No final de “Capitalismo sem Rivais”, vislumbro uma possibilidade de convergência entre os dois modelos de capitalismo, mas de uma maneira diferente do que se pensava em relação a uma convergência entre socialismo e o capitalismo. Penso que não se pode descartar a possibilidade de o capitalismo liberal caminhar cada vez mais em direção a uma política plutocrática.

Isso é mais óbvio nos Estados Unidos, onde o dinheiro e os ricos desempenham um papel enorme na política. Isso poderia levar à criação de uma elite político-econômica “unificada” que controlaria tanto a economia quanto a política.

Mas algo semelhante também é visível na China, com a diferença de que lá a elite política tende a tomar para si o poder econômico. No final, ambos os sistemas podem evoluir para uma oligarquia, com a diferença de que, nos Estados Unidos, a oligarquia econômica conquistará o poder político, enquanto na China seria o contrário.

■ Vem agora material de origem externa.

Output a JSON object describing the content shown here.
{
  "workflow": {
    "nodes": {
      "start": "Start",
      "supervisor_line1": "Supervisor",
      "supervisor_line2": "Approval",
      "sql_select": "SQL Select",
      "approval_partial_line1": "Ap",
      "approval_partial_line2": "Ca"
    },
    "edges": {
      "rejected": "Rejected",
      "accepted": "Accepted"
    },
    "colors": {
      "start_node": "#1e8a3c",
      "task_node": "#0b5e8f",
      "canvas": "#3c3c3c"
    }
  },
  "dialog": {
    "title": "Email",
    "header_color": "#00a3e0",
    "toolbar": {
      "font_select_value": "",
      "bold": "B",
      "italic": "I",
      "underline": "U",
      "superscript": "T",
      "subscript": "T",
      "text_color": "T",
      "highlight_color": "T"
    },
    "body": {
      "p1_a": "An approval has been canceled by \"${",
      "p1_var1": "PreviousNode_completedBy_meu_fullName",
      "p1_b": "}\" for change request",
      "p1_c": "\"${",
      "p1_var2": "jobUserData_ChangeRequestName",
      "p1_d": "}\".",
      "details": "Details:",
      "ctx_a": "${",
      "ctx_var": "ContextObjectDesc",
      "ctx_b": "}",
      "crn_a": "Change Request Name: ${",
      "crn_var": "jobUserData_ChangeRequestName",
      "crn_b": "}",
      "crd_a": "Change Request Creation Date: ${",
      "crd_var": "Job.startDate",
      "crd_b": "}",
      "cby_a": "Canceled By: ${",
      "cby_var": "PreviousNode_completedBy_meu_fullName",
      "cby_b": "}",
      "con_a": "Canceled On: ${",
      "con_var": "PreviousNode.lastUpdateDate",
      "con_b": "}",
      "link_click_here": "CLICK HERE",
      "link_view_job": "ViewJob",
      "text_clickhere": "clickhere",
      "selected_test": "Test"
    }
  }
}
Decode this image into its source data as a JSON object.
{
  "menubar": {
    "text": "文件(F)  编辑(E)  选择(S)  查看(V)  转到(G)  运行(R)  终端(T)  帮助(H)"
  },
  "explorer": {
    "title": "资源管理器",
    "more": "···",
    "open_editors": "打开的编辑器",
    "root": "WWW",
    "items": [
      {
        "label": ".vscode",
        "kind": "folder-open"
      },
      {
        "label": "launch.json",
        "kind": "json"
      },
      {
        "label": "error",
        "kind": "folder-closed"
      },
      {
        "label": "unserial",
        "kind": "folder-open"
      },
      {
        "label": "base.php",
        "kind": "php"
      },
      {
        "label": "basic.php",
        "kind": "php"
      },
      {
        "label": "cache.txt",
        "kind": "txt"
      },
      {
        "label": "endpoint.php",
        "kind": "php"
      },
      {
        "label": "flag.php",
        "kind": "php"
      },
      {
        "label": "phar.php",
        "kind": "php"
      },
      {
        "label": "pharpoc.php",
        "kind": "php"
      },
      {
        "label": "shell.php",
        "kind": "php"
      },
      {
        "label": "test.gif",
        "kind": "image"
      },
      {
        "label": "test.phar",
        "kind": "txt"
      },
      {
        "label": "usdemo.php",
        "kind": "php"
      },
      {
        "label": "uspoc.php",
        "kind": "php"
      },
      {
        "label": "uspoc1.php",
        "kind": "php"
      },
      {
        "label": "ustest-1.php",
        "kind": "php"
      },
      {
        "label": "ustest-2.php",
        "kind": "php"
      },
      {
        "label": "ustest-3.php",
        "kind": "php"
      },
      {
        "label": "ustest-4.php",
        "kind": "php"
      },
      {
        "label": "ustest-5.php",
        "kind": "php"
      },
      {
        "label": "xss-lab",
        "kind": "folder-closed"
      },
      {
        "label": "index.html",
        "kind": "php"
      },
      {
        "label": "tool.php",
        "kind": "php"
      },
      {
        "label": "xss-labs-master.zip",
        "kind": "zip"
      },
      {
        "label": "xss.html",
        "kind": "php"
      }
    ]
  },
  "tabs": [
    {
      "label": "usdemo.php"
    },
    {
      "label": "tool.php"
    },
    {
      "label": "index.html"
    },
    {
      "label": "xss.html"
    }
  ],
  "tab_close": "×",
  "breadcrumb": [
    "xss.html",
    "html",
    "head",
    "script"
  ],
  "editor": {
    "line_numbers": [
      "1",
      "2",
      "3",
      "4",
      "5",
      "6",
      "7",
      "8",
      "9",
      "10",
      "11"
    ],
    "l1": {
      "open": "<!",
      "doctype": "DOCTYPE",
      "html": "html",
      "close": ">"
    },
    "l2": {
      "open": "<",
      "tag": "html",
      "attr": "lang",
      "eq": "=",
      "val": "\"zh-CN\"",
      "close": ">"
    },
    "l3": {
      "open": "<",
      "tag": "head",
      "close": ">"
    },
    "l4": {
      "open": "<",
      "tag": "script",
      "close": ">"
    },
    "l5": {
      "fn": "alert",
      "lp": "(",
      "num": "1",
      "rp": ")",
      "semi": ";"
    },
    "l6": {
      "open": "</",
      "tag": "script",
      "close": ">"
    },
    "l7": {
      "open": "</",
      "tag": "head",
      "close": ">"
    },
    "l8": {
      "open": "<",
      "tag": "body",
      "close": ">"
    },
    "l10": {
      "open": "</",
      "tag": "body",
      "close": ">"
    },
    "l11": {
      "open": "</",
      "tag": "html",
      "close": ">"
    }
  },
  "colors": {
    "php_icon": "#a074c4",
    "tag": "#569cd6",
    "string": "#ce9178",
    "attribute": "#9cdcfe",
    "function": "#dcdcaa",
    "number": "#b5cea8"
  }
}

O senhor menciona que a corrupção no capitalismo político não pode ser eliminada, mas tem que ser mantida sob controle. Se a China decidir avançar em direção a um sistema menos corrupto, existe alguma maneira de fazer isso gradualmente? O Brasil recentemente teve um choque anticorrupção que levou a uma intensa turbulência política. Penso que devemos considerar a corrupção como uma característica inerente ao capitalismo político, porque ele se baseia na ausência de Estado de Direito e na capacidade de o Estado tomar decisões que não sejam limitadas pelas regras.

O poder irrestrito do Estado em decisões de importância significativa é uma característica fundamental do capitalismo político e a causa principal da corrupção. Portanto, não vejo como alguém poderia manter o capitalismo político e eliminar a corrupção.

Mas, para preservar a estabilidade política, é importante que o Estado não tome muitas dessas decisões políticas e mantenha a corrupção sob controle (isto é, dentro de alguns limites).

O senhor escreveu que a existência da União Soviética forçou o capitalismo ocidental a se tornar mais igualitário. Acha que concorrência entre os modelos de capitalismo pode afetar os níveis de desigualdade nos dois lados? Não tenho certeza disso, porque os dois sistemas são muito desiguais, portanto a concorrência deles não parece jogar na área da igualdade, mas na área do crescimento econômico.

Na literatura sobre transições pós-socialistas, houve a ideia de “sub-reforma”, o risco de países periféricos ficarem presos na terra de ninguém entre comunismo e capitalismo, com “o pior dos dois mundos”. Pode ocorrer o mesmo com os países da América Latina nesta disputa entre o capitalismo meritocrático e político? Isso não é impossível. Podíamos antes ver os países latino-americanos como democracias consolidadas, mas os recentes acontecimentos na Bolívia, Equador, Venezuela, Nicarágua e El Salvador nos fazem pensar se os sistemas híbridos não podem também reaparecer em outros países da América Latina.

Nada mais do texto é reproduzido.